Sounds Too Good – What Are the Disadvantages To An ESOP? 

While there are many advantages to an ESOP, there are three main drawbacks to consider. 

  • ESOPs are expensive to set up and maintain.  The cost to set up an ESOP for most closely held companies ranges from $60,000 to $100,000, with a minority in the $100,000 to $200,000 range.  And the yearly maintenance fee for an ESOP is also more expensive than other qualified retirement savings plans because closely held companies must obtain an independent appraisal of all of the assets held by an ESOP, not just company stock, each year.
  • ESOPs concentrate employees’ retirement savings in the stock of their employer.  Concentrating the ESOP investment solely in the employee’s company puts the employee at risk of having “too many eggs in one basket.”  The employee should diversify investments across many companies, industries and geographic locations as well as different investment categories, such as stocks (growth and value stocks), bonds, real estate, cash, etc.
  • One way to alleviate ESOP’s narrow concentration is for the company to offer at least one additional qualified retirement plan, such as a 401(k) plan, where the employee can invest in a broader diversification of investment classes.
  • Another way to alleviate the ESOP’s narrow concentration is that an employee has the right to diversify a portion of their ESOP contributions when they have participated in the plan for at least 10 years and are at least 55 years old.  An employee with 10 years of plan participation can diversify up to 25% of the shares in their ESOP account at age 55 and each year thereafter until they reach 60, when the employee can diversify up to 50% of the shares in their ESOP account.
  • Dilution in stock value and stock availability.  Any time the company issues new shares of stock, the value of the stock owned by the existing employees is diluted.  And newer employees can be left without much opportunity to participate if most of the shares have already been provided to longstanding employees.

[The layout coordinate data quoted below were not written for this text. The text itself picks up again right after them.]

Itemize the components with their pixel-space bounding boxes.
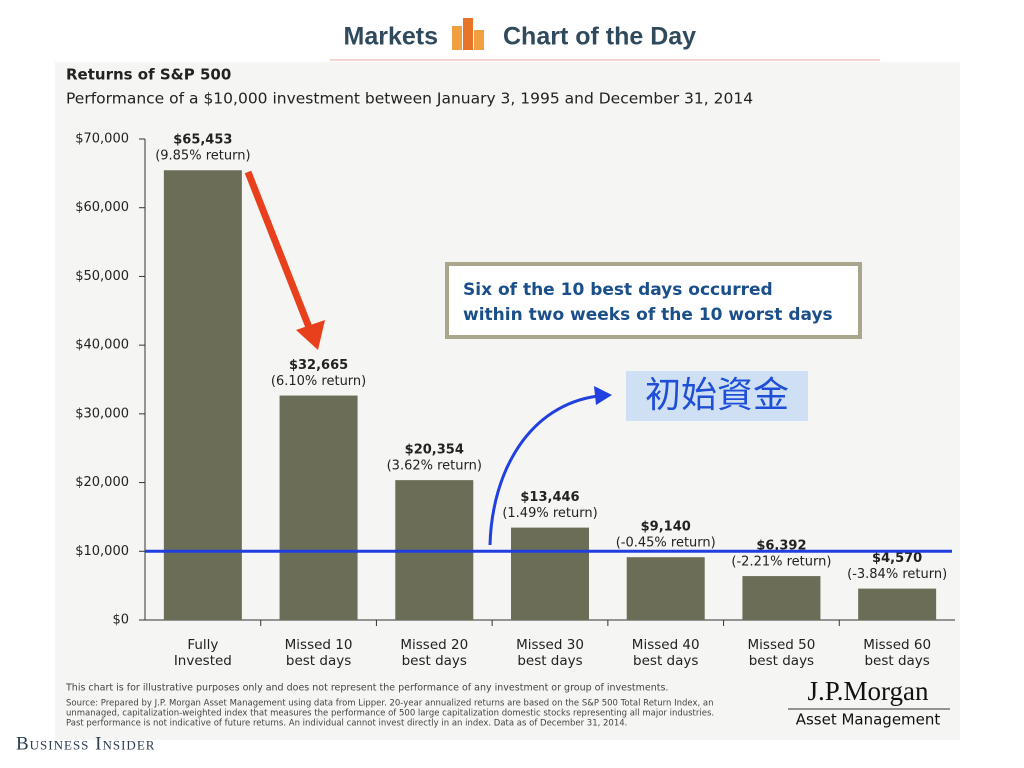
y-tick-label: $60,000: [75, 200, 129, 215]
x-tick-label: best days: [517, 653, 582, 669]
footnote: Past performance is not indicative of fu…: [66, 719, 627, 729]
bar: [858, 588, 937, 620]
y-tick-label: $40,000: [75, 338, 129, 353]
annotation-box: Six of the 10 best days occurred within …: [445, 262, 862, 339]
logo-icon: [452, 18, 484, 50]
return-label: (-0.45% return): [616, 536, 716, 551]
x-tick-label: Missed 20: [400, 637, 468, 653]
x-tick-label: best days: [286, 653, 351, 669]
x-tick-label: best days: [864, 653, 929, 669]
red-arrowhead: [296, 320, 325, 350]
x-tick-label: Missed 40: [632, 637, 700, 653]
x-tick-label: Fully: [187, 637, 218, 653]
footnote: Source: Prepared by J.P. Morgan Asset Ma…: [66, 699, 713, 709]
x-tick-label: Invested: [174, 653, 232, 669]
y-tick-label: $10,000: [75, 544, 129, 559]
x-tick-label: Missed 50: [748, 637, 816, 653]
blue-arrow: [488, 394, 599, 546]
value-label: $65,453: [173, 133, 232, 148]
x-tick-label: Missed 60: [863, 637, 931, 653]
return-label: (1.49% return): [502, 506, 597, 521]
bar: [163, 170, 242, 620]
value-label: $32,665: [289, 358, 348, 373]
x-tick-label: best days: [633, 653, 698, 669]
x-tick-label: best days: [402, 653, 467, 669]
y-tick-label: $20,000: [75, 475, 129, 490]
value-label: $9,140: [641, 520, 691, 535]
annotation-line: within two weeks of the 10 worst days: [463, 305, 833, 325]
value-label: $20,354: [405, 443, 464, 458]
y-tick-label: $30,000: [75, 406, 129, 421]
value-label: $13,446: [520, 490, 579, 505]
x-tick-label: best days: [749, 653, 814, 669]
section-name: Markets: [344, 23, 439, 51]
chart-subtitle: Performance of a $10,000 investment betw…: [66, 90, 753, 108]
label-highlight: [626, 371, 808, 421]
blue-arrowhead: [594, 386, 612, 405]
logo-division: Asset Management: [796, 711, 941, 729]
feature-name: Chart of the Day: [503, 23, 696, 51]
annotation-line: Six of the 10 best days occurred: [463, 280, 773, 300]
chart-title: Returns of S&P 500: [66, 66, 231, 84]
bar: [511, 527, 589, 620]
logo-name: J.P.Morgan: [807, 676, 929, 706]
bar: [742, 576, 821, 620]
return-label: (-2.21% return): [731, 555, 831, 570]
bar: [279, 395, 358, 620]
return-label: (9.85% return): [155, 149, 250, 164]
plot: $0 $10,000 $20,000 $30,000 $40,000 $50,000 $60…: [75, 132, 955, 669]
x-tick-label: Missed 30: [516, 637, 584, 653]
y-tick-label: $50,000: [75, 269, 129, 284]
return-label: (6.10% return): [271, 374, 366, 389]
return-label: (-3.84% return): [847, 567, 947, 582]
publisher: Business Insider: [16, 733, 155, 754]
y-tick-label: $0: [112, 613, 129, 628]
red-arrow: [244, 170, 316, 337]
value-label: $4,570: [872, 551, 922, 566]
footnote: unmanaged, capitalization-weighted index…: [66, 709, 714, 719]
bar: [626, 557, 705, 620]
y-tick-label: $70,000: [75, 132, 129, 147]
footnote: This chart is for illustrative purposes …: [65, 683, 668, 694]
return-label: (3.62% return): [387, 459, 482, 474]
reference-label: 初始資金: [645, 375, 789, 416]
x-tick-label: Missed 10: [285, 637, 353, 653]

So … ESOP’s are a great tool where they fit, but it is not something you want to “try at home.”  This has a number of factors that need to be carefully evaluated before taking any actions or making any changes.  If you would like further information on ESOPs or just want to “kick it around,” feel free to contact us at Wealth Legacy Group, Inc.  I can be personally reached at rj@wealthlegacygroup.com or by office phone at (858) 569-0633.  There are other ways to sell your business and not pay tax, but every situation is different.  More than most other tools, an ESOP requires a diversified team to help you evaluate, implement and monitor.  Still … the “good news” of an ESOP is that the Internal Revenue Service will actually allow you to sell your company and not have to pay a tax … and not go to jail!